DeBERTa V3 Large
Property | Value |
---|---|
Parameters | 304M (backbone) + 131M (embedding) |
License | MIT |
Author | Microsoft |
Paper | DeBERTaV3 Paper |
What is deberta-v3-large?
DeBERTa-v3-large is Microsoft's advanced language model that builds upon the success of DeBERTa architecture with ELECTRA-style pre-training and gradient-disentangled embedding sharing. With 24 layers and a hidden size of 1024, it demonstrates significant improvements over its predecessors in various NLU tasks.
Implementation Details
The model incorporates a sophisticated architecture with 304M backbone parameters and a 128K token vocabulary that adds 131M parameters in the Embedding layer. It was trained on 160GB of data, similar to DeBERTa V2.
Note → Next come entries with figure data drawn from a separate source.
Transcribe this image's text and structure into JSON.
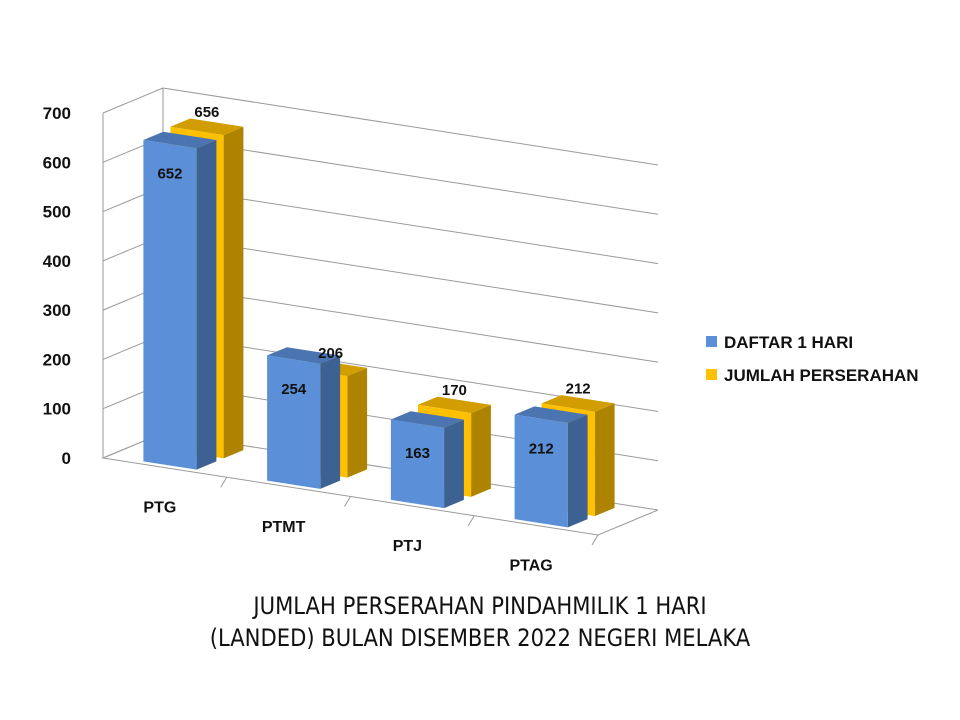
{
  "chart_data": {
    "type": "bar",
    "categories": [
      "PTG",
      "PTMT",
      "PTJ",
      "PTAG"
    ],
    "series": [
      {
        "name": "DAFTAR 1 HARI",
        "values": [
          652,
          254,
          163,
          212
        ],
        "color": "#5B8FD8"
      },
      {
        "name": "JUMLAH PERSERAHAN",
        "values": [
          656,
          206,
          170,
          212
        ],
        "color": "#FFC000"
      }
    ],
    "ylim": [
      0,
      700
    ],
    "yticks": [
      0,
      100,
      200,
      300,
      400,
      500,
      600,
      700
    ],
    "title_line1": "JUMLAH PERSERAHAN PINDAHMILIK 1 HARI",
    "title_line2": "(LANDED) BULAN DISEMBER 2022 NEGERI MELAKA",
    "xlabel": "",
    "ylabel": "",
    "grid": true,
    "legend_position": "right",
    "style": "3d-clustered-column"
  }
}
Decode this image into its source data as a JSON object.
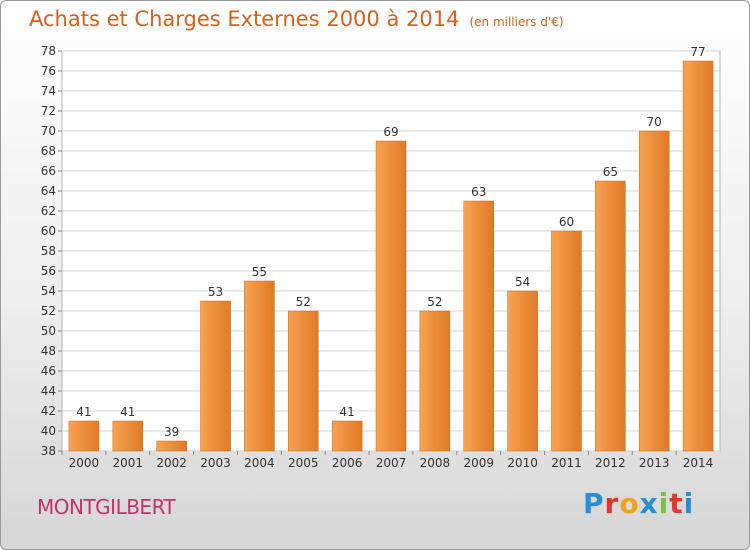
{
  "header": {
    "title": "Achats et Charges Externes 2000 à 2014",
    "subtitle": "(en milliers d'€)"
  },
  "footer": {
    "city": "MONTGILBERT",
    "logo_text": "Proxiti"
  },
  "colors": {
    "title": "#d95f1a",
    "city": "#c2336d",
    "bar_light": "#f8a858",
    "bar_dark": "#d9721f"
  },
  "chart_data": {
    "type": "bar",
    "title": "Achats et Charges Externes 2000 à 2014",
    "subtitle": "(en milliers d'€)",
    "categories": [
      "2000",
      "2001",
      "2002",
      "2003",
      "2004",
      "2005",
      "2006",
      "2007",
      "2008",
      "2009",
      "2010",
      "2011",
      "2012",
      "2013",
      "2014"
    ],
    "values": [
      41,
      41,
      39,
      53,
      55,
      52,
      41,
      69,
      52,
      63,
      54,
      60,
      65,
      70,
      77
    ],
    "ylim": [
      38,
      78
    ],
    "yticks": [
      38,
      40,
      42,
      44,
      46,
      48,
      50,
      52,
      54,
      56,
      58,
      60,
      62,
      64,
      66,
      68,
      70,
      72,
      74,
      76,
      78
    ],
    "grid": "horizontal",
    "data_labels": true
  }
}
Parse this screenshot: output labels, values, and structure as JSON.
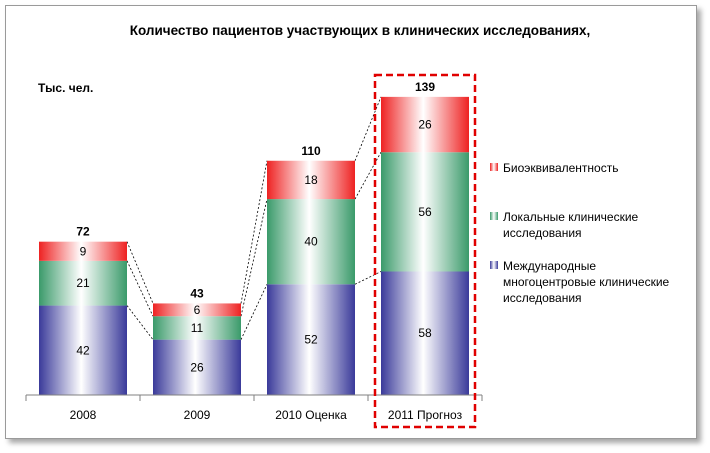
{
  "chart_data": {
    "type": "bar",
    "stacked": true,
    "title": "Количество пациентов участвующих в клинических исследованиях,",
    "unit_label": "Тыс. чел.",
    "categories": [
      "2008",
      "2009",
      "2010 Оценка",
      "2011 Прогноз"
    ],
    "series": [
      {
        "name": "Международные многоцентровые клинические исследования",
        "legend_lines": [
          "Международные",
          "многоцентровые клинические",
          "исследования"
        ],
        "values": [
          42,
          26,
          52,
          58
        ],
        "color": "#3a3a9a"
      },
      {
        "name": "Локальные клинические исследования",
        "legend_lines": [
          "Локальные клинические",
          "исследования"
        ],
        "values": [
          21,
          11,
          40,
          56
        ],
        "color": "#3a9a6a"
      },
      {
        "name": "Биоэквивалентность",
        "legend_lines": [
          "Биоэквивалентность"
        ],
        "values": [
          9,
          6,
          18,
          26
        ],
        "color": "#ee2222"
      }
    ],
    "totals": [
      72,
      43,
      110,
      139
    ],
    "ylim": [
      0,
      139
    ],
    "legend_position": "right",
    "grid": false,
    "highlighted_category": "2011 Прогноз",
    "connector_lines": "dashed"
  }
}
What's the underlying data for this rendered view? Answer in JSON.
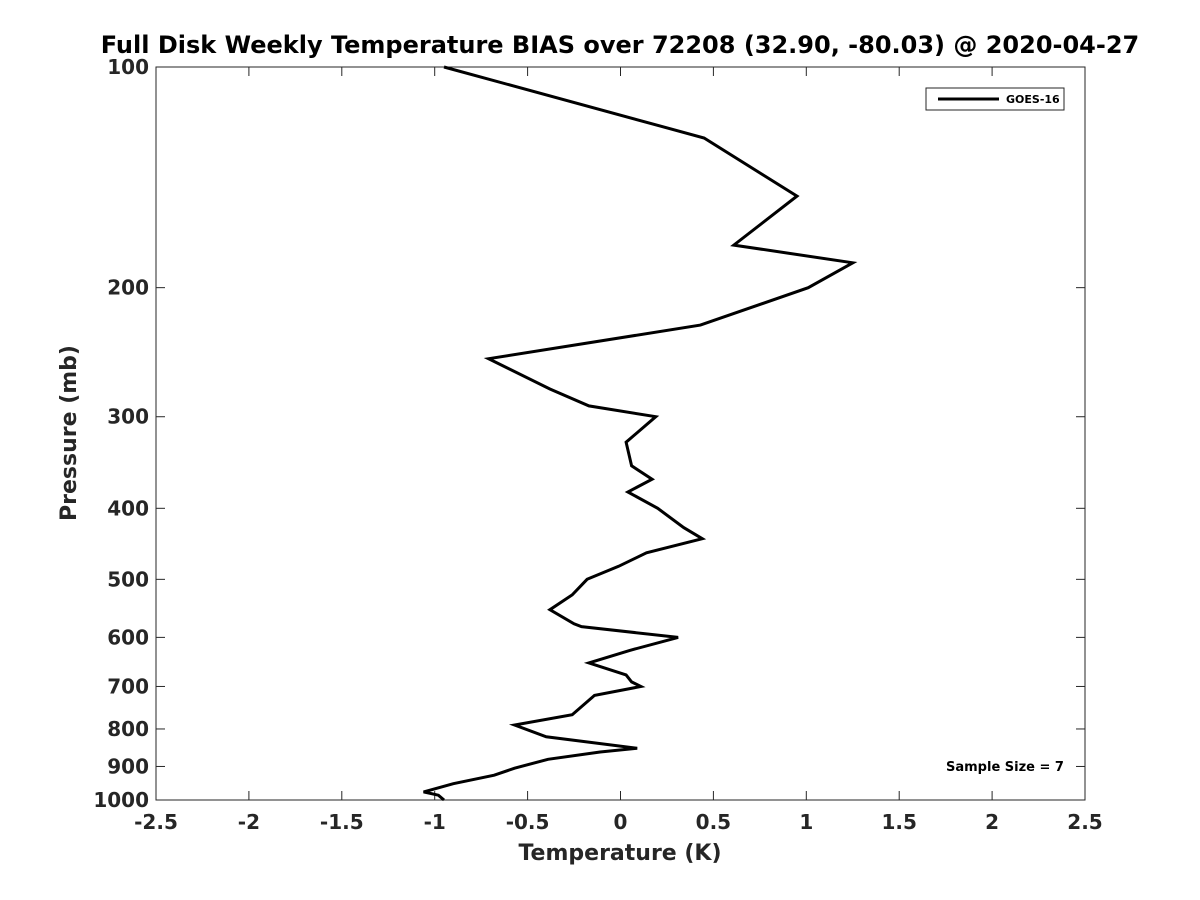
{
  "chart_data": {
    "type": "line",
    "title": "Full Disk Weekly Temperature BIAS over 72208 (32.90, -80.03) @ 2020-04-27",
    "xlabel": "Temperature (K)",
    "ylabel": "Pressure (mb)",
    "xlim": [
      -2.5,
      2.5
    ],
    "ylim": [
      100,
      1000
    ],
    "yscale": "log",
    "y_reversed": true,
    "grid": false,
    "legend_position": "top-right",
    "xticks": [
      -2.5,
      -2,
      -1.5,
      -1,
      -0.5,
      0,
      0.5,
      1,
      1.5,
      2,
      2.5
    ],
    "xtick_labels": [
      "-2.5",
      "-2",
      "-1.5",
      "-1",
      "-0.5",
      "0",
      "0.5",
      "1",
      "1.5",
      "2",
      "2.5"
    ],
    "yticks": [
      100,
      200,
      300,
      400,
      500,
      600,
      700,
      800,
      900,
      1000
    ],
    "ytick_labels": [
      "100",
      "200",
      "300",
      "400",
      "500",
      "600",
      "700",
      "800",
      "900",
      "1000"
    ],
    "series": [
      {
        "name": "GOES-16",
        "color": "#000000",
        "x": [
          -0.95,
          0.45,
          0.95,
          0.61,
          1.25,
          1.01,
          0.43,
          -0.71,
          -0.38,
          -0.17,
          0.19,
          0.03,
          0.06,
          0.17,
          0.04,
          0.2,
          0.34,
          0.44,
          0.14,
          -0.01,
          -0.18,
          -0.26,
          -0.38,
          -0.25,
          -0.21,
          0.31,
          0.05,
          -0.17,
          0.03,
          0.06,
          0.11,
          -0.14,
          -0.26,
          -0.57,
          -0.4,
          0.09,
          -0.11,
          -0.39,
          -0.57,
          -0.68,
          -0.9,
          -1.06,
          -0.98,
          -0.95
        ],
        "y": [
          100,
          125,
          150,
          175,
          185,
          200,
          225,
          250,
          275,
          290,
          300,
          325,
          350,
          365,
          380,
          400,
          425,
          440,
          460,
          480,
          500,
          525,
          550,
          575,
          580,
          600,
          625,
          650,
          675,
          690,
          700,
          720,
          765,
          790,
          820,
          850,
          860,
          880,
          905,
          925,
          950,
          975,
          985,
          1000
        ]
      }
    ],
    "annotation": "Sample Size = 7"
  }
}
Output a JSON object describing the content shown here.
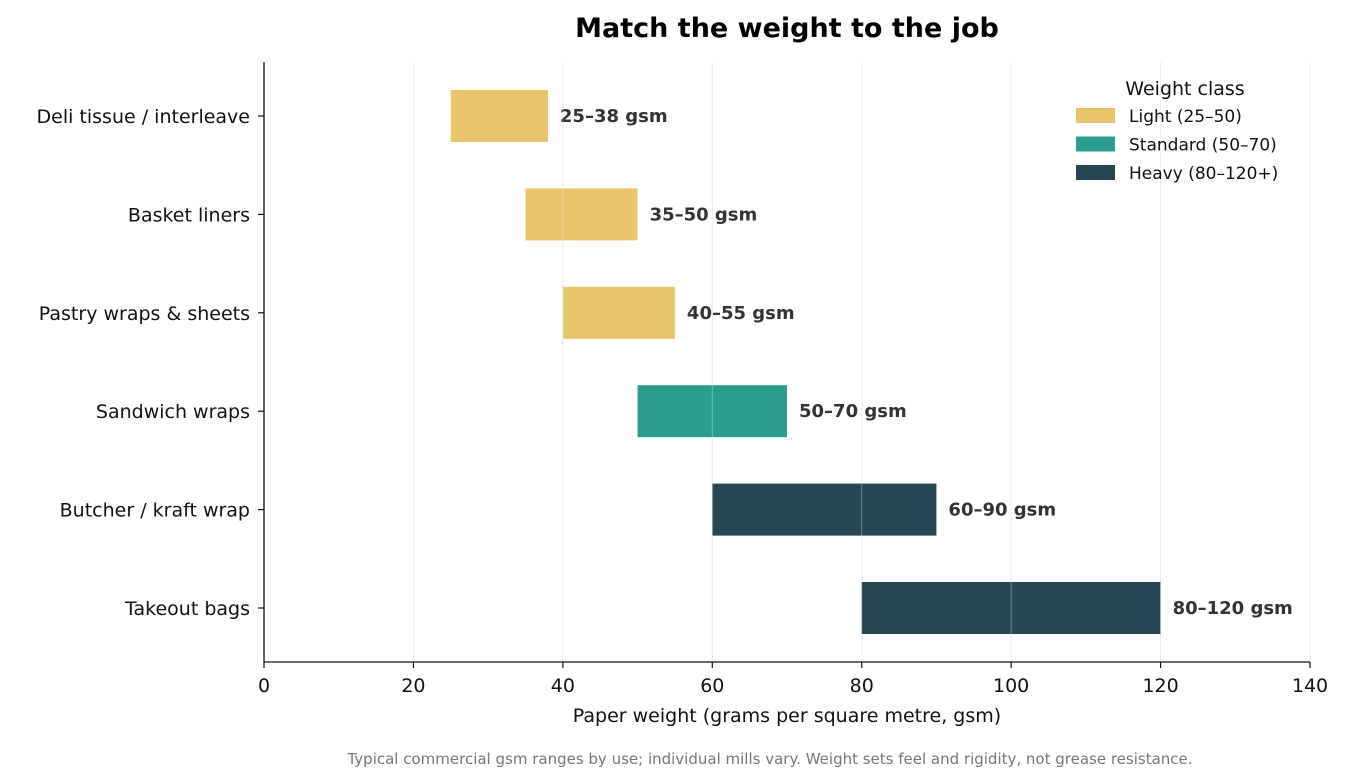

- Enhanced mask decoder implementation
- Disentangled attention mechanism
- ELECTRA-style pre-training approach
- Gradient-disentangled embedding sharing
Core Capabilities
- Achieved 91.5/89.0 F1/EM scores on SQuAD 2.0
- Superior performance on MNLI with 91.8/91.9 accuracy
- Efficient fine-tuning capabilities for downstream tasks
- Advanced masked language modeling
Frequently Asked Questions
Q: What makes this model unique?
DeBERTa-v3-large combines disentangled attention with ELECTRA-style pre-training, significantly outperforming previous models like RoBERTa and XLNet on key NLU benchmarks.
Q: What are the recommended use cases?
The model excels in natural language understanding tasks, particularly in question answering (SQuAD) and natural language inference (MNLI). It's well-suited for complex NLP tasks requiring deep semantic understanding.